29 jun. 2013

Desde un lugar lejano


Los escritores de ciencia ficción se reunieron urgentemente, la llegada de los marcianos era una amenaza para el negocio editorial. ¿Quién se interesaría luego por leer  sus historias?  
En el pasado, Norman Filmer, un escritor pulp y mediocre, recibió una herencia de su tío, un científico loco, que pasó su vida investigando los misterios del agua tibia. 
“Testo a mi sobrino, todos los tanques, cubos, galones, botellas, vasos plásticos y de cristal, llenos de agua tibia, que conforman el resultado de mis esfuerzos. También le dejo algunos trastos insignificantes, frutos de investigaciones menores, como el platillo volador que está tirado en el fondo del patio.”
Los vuelos de Norman Filmer en platillo, crearon en el mundo una fiebre por los avistamientos extraterrestres, que puso de moda la literatura sobre el tema. El otrora muerto de hambre escritor pulp, fue el más exitoso. Sus relatos de marcianos eran Best seller. Aunque la crítica encontraba estos textos técnicamente mediocres y facilistas, el público amaba la familiaridad con que el autor describía los platillos voladores, como si los hubiera visto.  
A la muerte de Norman Filmer, la producción de ovnis y la literatura sobre extraterrestres era ya toda una industria, controlada por un trust de escritores de ciencia ficción. Para la manufactura de los productos, los nuevos accionistas inventaron un calidoscopio que les ahorraba tiempo y trabajo. La maquinaria, similar en tamaño y funcionamiento a una fábrica de acero, le dio empleo a un gran número de personas, las cuales ni se imaginaban que, en lugar de barras de metal, producían cuentos, guiones de películas, novelas y series televisivas y radiales de ciencia ficción.
Nadie, excepto el gobierno y otras grandes organizaciones coaccionistas de la Filmer Corporation, como la propia NASA,  sabían que todo lo referente a los extraterrestres era inventado, simple y barato, pero rentable, producto comercial. A veces el calidoscopio presentaba problemas y los cuentos perdían atractivo para el público. Era necesario introducir un ingrediente nuevo, como las abducciones. Pero antes se creaba el interés en los lectores, raptando a varios de ellos en los platillos, para devolverlos luego, ya convertidos en instrumentos de la mercadotecnia. 

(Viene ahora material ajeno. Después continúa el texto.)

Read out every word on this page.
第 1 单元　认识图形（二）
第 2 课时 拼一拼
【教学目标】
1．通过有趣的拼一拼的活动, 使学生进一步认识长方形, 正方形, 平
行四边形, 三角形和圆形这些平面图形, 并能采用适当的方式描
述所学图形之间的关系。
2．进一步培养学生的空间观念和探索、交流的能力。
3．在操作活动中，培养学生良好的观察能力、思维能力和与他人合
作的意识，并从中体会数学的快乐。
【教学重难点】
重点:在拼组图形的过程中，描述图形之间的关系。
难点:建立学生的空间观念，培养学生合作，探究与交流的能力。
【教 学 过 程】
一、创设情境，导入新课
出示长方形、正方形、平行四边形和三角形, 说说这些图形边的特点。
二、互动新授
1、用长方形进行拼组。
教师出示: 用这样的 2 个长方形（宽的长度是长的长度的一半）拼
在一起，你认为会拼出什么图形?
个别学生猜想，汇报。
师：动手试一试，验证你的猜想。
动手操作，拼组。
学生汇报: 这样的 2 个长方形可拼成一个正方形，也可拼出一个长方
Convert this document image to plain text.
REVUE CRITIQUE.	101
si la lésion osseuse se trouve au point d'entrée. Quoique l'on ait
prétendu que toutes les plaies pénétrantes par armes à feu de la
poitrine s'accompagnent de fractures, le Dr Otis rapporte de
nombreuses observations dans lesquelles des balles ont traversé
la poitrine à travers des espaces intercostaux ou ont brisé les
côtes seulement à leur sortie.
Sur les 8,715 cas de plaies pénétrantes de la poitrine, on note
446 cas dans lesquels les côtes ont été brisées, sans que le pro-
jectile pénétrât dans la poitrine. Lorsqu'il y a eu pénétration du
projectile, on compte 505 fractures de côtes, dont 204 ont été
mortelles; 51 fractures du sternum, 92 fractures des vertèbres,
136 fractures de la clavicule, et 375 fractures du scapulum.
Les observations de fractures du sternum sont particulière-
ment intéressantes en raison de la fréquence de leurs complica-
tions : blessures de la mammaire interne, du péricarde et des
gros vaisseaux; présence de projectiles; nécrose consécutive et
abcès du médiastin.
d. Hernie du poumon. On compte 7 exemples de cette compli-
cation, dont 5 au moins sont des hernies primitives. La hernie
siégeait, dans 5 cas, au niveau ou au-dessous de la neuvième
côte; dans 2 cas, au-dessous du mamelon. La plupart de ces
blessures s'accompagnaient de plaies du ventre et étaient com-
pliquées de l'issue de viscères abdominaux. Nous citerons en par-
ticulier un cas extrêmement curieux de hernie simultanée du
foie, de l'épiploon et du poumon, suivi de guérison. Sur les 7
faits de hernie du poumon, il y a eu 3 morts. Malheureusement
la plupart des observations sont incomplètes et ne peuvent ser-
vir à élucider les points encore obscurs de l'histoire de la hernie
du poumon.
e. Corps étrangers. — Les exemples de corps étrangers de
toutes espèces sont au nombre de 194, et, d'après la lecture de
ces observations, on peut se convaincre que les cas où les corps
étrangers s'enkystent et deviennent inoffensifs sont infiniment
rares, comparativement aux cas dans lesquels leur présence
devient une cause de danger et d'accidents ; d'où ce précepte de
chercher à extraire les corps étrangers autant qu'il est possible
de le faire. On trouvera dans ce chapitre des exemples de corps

La innovación de nuevos tópicos no resultaba fácil para los accionistas, pero era necesaria para que la economía global funcionase. El recurso de los dibujos gigantes en los campos de maíz, por ejemplo, salvó al mundo del mayor colapso financiero desde el crack del 29.
Esta sorpresiva visita de los verdaderos extraterrestres era una amenaza para todos. Porque, sacado del halo de misterio que los escritores de ciencia ficción tanto cuidaron, ya el tema no sería la gran cosa y la Filmer Corporation, se condenaba a vender sus acciones a compañías más pequeñas, productoras de argumentos policiacos o de terror.
Por eso, decidieron negociar con los marcianos.
Los platillos voladores estaban en medio del desierto, rodeados por fuerzas del gobierno, cuya misión secreta era asegurar el área.
Escritores y accionistas se sintieron como en casa, al encontrar que todo, los platillos, el físico de los extraterrestres, la forma de caminar de estos, era idéntico a lo descrito en los cuentos de ciencia ficción. La negociación fue corta. Los marcianos amenazaron con invadir el planeta, si no se dejaba de inventar tantas historias estúpidas sobre ellos, pero cambiaron rápidamente de parecer, cuando su contraparte les propuso compartir las acciones de la Filmer Corporation.
El ejército, las autoridades del gobierno y los escritores se felicitaban por tan brillante maniobra empresarial y se retiraron a celebrar la salvación del planeta.
Una vez solos, los marcianos se quitaron sus disfraces. Eran los críticos literarios, quienes, desde el triunfo editorial de Norman, no se rindieron en su lucha contra los relatos de extraterrestres. Habían ideado el engaño para dar fin a ese tipo de literatura que ellos consideraban tan mediocre.
Sin embargo, ser accionistas del emporio comercial más grande del mundo hizo que algunos dejaran la crítica por el ocio, y que otros comenzaran a escribir sobre las bondades de la ciencia ficción.
Esa noche, mientras los nuevos y viejos accionistas de la Filmer Corporation celebraban, no sabían que eran observados, desde un lugar muy lejano en el Universo.